Quick Tip: Don't forget to check the produce and bulk sections for your ingredients. We even found the garam masala spice mix in our local bulk spice section!
- Step 2: Cook only vegetarian food at home.
This has served me well for the last few years a) because I never really learned how to cook meat well, and b) because it’s an easy way to reserve your meat consumption for situations that are truly hard to resist like your favorite soul food restaurant or when your grandma makes her chicken pot pie. Get yourself a vegetarian cookbook like one from Thug Kitchen or follow a vegan blog like Maya’s Healthy Day. If you haven’t explored many vegetarian recipes, you might be shocked to see the wide range of delicious food that you still get to eat (and still be able to avoid tofu if that’s not your thing, although that can be surprisingly good too).
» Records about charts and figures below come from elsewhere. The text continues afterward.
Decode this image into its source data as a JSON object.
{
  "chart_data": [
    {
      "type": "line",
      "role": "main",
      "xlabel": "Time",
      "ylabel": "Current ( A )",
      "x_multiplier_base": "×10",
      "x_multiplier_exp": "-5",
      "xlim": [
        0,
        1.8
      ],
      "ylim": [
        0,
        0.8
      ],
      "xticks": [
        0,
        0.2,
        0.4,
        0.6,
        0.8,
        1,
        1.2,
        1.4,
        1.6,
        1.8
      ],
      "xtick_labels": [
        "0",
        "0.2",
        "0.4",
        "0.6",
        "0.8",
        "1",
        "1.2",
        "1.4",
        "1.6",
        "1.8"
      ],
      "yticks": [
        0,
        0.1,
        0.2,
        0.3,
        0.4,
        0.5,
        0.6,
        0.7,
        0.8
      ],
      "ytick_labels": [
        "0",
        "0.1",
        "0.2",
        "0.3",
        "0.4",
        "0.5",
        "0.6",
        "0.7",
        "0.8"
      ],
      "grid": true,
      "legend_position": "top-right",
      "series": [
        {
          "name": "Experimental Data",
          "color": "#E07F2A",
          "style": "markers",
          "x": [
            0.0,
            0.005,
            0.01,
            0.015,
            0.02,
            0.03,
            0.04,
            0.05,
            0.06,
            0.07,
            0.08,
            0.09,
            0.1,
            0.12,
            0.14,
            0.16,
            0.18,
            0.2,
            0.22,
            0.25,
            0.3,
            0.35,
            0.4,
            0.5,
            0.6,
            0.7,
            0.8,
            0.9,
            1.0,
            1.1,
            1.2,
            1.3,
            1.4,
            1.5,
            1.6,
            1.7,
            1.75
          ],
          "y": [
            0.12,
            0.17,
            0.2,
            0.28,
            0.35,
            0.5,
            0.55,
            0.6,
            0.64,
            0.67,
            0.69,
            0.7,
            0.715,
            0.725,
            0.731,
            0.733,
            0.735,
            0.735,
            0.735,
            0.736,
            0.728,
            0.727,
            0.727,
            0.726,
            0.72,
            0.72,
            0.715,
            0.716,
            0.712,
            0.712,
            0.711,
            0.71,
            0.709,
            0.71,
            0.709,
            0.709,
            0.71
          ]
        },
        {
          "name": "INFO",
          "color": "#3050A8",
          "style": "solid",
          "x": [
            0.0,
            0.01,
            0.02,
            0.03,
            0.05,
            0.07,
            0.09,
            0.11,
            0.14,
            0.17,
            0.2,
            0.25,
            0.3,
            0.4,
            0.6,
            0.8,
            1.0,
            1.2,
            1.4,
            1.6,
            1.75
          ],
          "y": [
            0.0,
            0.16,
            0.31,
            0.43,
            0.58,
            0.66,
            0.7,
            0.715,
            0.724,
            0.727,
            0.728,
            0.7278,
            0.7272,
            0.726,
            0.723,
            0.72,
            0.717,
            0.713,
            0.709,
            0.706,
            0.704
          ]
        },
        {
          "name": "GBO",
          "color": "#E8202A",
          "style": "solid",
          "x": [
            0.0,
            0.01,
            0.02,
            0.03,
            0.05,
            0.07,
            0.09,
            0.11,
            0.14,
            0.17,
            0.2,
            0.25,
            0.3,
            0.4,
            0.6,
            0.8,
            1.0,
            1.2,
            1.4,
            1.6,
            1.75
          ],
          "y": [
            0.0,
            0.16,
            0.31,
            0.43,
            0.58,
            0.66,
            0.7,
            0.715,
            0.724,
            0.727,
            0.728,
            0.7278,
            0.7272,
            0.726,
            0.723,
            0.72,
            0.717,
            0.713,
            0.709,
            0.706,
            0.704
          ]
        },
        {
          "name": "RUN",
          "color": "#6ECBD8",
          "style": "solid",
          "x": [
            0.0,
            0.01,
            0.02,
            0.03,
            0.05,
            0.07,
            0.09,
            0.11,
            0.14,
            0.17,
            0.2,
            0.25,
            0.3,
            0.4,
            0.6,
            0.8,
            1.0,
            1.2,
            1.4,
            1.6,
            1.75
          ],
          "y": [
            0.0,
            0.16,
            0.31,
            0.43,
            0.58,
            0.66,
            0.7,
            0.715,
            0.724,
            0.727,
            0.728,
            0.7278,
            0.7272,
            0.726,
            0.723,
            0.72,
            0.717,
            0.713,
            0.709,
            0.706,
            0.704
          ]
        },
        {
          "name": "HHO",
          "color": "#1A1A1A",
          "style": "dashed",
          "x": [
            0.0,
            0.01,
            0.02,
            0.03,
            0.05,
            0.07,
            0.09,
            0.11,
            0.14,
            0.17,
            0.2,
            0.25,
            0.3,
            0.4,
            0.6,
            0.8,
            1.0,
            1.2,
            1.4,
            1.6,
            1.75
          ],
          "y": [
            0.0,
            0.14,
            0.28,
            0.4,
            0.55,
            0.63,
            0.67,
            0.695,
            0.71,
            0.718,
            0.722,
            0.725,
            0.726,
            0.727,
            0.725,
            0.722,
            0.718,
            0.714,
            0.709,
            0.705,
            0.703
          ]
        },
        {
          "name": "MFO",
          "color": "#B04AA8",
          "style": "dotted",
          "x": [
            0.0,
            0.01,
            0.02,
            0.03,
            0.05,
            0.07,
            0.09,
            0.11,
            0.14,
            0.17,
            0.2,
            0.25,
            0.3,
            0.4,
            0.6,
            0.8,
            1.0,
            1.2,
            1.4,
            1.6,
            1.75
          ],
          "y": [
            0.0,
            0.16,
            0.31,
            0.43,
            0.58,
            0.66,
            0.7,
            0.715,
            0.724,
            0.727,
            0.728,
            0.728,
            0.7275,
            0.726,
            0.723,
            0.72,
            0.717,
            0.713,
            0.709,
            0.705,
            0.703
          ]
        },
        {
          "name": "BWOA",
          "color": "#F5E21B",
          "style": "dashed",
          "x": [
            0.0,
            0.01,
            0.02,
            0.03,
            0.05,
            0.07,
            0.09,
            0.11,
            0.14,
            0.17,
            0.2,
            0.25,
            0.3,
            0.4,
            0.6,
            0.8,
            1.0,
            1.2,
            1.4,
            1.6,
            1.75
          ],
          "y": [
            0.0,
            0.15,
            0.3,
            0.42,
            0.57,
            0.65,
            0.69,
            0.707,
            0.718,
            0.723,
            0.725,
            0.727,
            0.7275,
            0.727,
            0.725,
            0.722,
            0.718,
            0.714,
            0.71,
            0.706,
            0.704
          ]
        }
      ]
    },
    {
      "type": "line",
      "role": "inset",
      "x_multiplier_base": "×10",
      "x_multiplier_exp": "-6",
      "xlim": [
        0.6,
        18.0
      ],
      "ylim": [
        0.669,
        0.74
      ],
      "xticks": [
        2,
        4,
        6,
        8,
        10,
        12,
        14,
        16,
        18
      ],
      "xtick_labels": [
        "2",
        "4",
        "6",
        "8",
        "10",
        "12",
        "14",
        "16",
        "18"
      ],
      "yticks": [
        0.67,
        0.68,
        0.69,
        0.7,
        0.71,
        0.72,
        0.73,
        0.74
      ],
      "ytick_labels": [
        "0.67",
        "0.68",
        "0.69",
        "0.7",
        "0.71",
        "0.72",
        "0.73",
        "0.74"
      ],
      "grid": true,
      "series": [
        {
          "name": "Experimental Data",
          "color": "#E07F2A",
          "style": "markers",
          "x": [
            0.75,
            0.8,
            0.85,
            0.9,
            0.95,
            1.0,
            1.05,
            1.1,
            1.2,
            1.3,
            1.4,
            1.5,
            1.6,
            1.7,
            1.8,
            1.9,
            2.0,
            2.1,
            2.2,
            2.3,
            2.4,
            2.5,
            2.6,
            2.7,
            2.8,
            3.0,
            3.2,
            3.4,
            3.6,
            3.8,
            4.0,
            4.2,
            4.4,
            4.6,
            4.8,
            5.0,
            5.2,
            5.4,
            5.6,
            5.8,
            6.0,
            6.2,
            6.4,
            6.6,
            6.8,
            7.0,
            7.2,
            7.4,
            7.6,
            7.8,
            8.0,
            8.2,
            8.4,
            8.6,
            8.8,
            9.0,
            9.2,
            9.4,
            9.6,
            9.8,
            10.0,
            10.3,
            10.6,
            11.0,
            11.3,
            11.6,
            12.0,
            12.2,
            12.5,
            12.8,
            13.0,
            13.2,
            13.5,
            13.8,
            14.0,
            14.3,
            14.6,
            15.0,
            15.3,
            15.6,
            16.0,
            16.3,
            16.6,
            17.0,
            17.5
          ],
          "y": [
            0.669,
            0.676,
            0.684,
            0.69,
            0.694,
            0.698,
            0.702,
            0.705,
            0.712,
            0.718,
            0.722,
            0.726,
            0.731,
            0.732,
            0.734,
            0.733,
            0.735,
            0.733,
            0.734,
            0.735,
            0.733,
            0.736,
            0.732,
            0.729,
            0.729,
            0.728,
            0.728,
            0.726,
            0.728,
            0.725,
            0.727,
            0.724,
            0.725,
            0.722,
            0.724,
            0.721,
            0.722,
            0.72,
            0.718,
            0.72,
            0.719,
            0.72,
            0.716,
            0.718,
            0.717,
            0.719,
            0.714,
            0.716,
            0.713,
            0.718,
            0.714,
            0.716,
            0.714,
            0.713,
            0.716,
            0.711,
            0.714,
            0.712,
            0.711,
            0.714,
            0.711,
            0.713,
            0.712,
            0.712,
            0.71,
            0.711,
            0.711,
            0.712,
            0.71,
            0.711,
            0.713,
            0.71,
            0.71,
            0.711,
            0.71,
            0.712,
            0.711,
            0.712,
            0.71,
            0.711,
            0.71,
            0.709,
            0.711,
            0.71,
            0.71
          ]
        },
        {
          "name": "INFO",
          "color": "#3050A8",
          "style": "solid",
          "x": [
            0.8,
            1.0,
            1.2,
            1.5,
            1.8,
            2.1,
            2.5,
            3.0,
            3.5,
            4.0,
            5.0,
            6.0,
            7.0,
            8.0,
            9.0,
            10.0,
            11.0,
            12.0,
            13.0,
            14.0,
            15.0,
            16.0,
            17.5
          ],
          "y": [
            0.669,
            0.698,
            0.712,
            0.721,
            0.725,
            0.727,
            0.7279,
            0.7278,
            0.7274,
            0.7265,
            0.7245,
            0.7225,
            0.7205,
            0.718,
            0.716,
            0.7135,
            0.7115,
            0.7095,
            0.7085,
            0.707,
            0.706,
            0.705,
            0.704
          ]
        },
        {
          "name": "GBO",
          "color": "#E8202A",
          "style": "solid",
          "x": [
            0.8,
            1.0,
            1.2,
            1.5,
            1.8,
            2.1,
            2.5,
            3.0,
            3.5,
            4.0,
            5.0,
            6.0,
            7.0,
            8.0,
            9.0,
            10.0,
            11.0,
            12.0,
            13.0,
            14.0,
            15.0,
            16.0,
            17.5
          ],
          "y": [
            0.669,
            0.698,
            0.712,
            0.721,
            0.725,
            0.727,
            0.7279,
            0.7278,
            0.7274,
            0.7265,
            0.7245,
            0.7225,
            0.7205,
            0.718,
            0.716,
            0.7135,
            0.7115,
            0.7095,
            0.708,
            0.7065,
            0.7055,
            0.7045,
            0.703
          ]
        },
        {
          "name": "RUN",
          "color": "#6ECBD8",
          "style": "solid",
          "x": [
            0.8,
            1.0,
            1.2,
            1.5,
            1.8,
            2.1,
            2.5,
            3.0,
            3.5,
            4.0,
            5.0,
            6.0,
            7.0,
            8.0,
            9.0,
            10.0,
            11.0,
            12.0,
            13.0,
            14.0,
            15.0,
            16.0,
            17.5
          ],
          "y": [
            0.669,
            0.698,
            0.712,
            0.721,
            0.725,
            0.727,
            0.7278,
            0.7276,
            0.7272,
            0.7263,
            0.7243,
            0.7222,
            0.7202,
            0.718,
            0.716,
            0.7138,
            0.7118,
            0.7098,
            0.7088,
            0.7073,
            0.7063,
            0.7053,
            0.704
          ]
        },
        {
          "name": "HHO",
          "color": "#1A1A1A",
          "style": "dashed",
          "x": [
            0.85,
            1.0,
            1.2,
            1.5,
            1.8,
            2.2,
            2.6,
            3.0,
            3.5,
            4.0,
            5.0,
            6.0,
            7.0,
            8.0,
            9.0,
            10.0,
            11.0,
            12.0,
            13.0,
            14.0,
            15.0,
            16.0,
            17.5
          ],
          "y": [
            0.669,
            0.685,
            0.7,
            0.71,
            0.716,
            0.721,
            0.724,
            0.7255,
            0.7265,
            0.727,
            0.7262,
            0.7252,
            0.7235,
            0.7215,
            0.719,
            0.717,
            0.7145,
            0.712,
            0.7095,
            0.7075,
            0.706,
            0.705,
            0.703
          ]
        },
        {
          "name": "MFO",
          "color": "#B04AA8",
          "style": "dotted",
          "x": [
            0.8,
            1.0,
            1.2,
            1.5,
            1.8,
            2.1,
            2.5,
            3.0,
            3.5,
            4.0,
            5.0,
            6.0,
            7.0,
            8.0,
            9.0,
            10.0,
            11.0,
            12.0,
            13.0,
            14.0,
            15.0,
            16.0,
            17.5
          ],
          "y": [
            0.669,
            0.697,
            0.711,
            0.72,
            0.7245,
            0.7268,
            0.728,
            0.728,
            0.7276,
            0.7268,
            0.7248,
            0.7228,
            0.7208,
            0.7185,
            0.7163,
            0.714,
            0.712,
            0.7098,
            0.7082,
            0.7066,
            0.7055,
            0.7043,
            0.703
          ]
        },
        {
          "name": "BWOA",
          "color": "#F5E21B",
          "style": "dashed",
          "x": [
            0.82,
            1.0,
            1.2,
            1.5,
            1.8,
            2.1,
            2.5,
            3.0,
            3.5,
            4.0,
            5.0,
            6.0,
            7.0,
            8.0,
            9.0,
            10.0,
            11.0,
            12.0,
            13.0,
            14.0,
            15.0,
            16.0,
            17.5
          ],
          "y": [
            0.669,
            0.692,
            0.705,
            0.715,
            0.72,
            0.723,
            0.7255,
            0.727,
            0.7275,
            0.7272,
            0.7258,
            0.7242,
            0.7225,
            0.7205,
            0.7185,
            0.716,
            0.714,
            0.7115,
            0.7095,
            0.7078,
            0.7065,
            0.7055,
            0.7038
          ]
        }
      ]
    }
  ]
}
- Step 3: Maintain a vegetarian diet every other month.
I started doing this last year and found it to be a really helpful way to get back on track. Bonus: My body and skin definitely felt healthier during these months.
- Step 4: Only eat meat when it’s ethically sourced.
If I do eat meat or animal products, I want to make sure I’m doing so without supporting the factory farm industry. We recommend reading Eating Animals by Jonathan Safran Foer if you don’t know much about this topic already. (It’s the book that prompted Lindsay to go from vegetarian to vegan and me to start my slightly less straightforward journey of consuming less meat.) Luckily I live in Portland, OR where locally, ethically, and sustainably produced meat is not hard to come by, but it can still be a challenge and requires asking questions and a little research.
- Step 5: Use apps to help track vegan-friendly and sustainable restaurants.
I’ve found three apps that help me accomplish this. One is Happy Cow that helps you find vegan and vegetarian-friendly restaurants near you. The second is Ribbit that lets you review and find restaurants that align with your values. And Chinook Book is a third with a coupon app that connects you to sustainable businesses, primarily in Portland, Seattle, Minneapolis, the Bay Area, and Denver.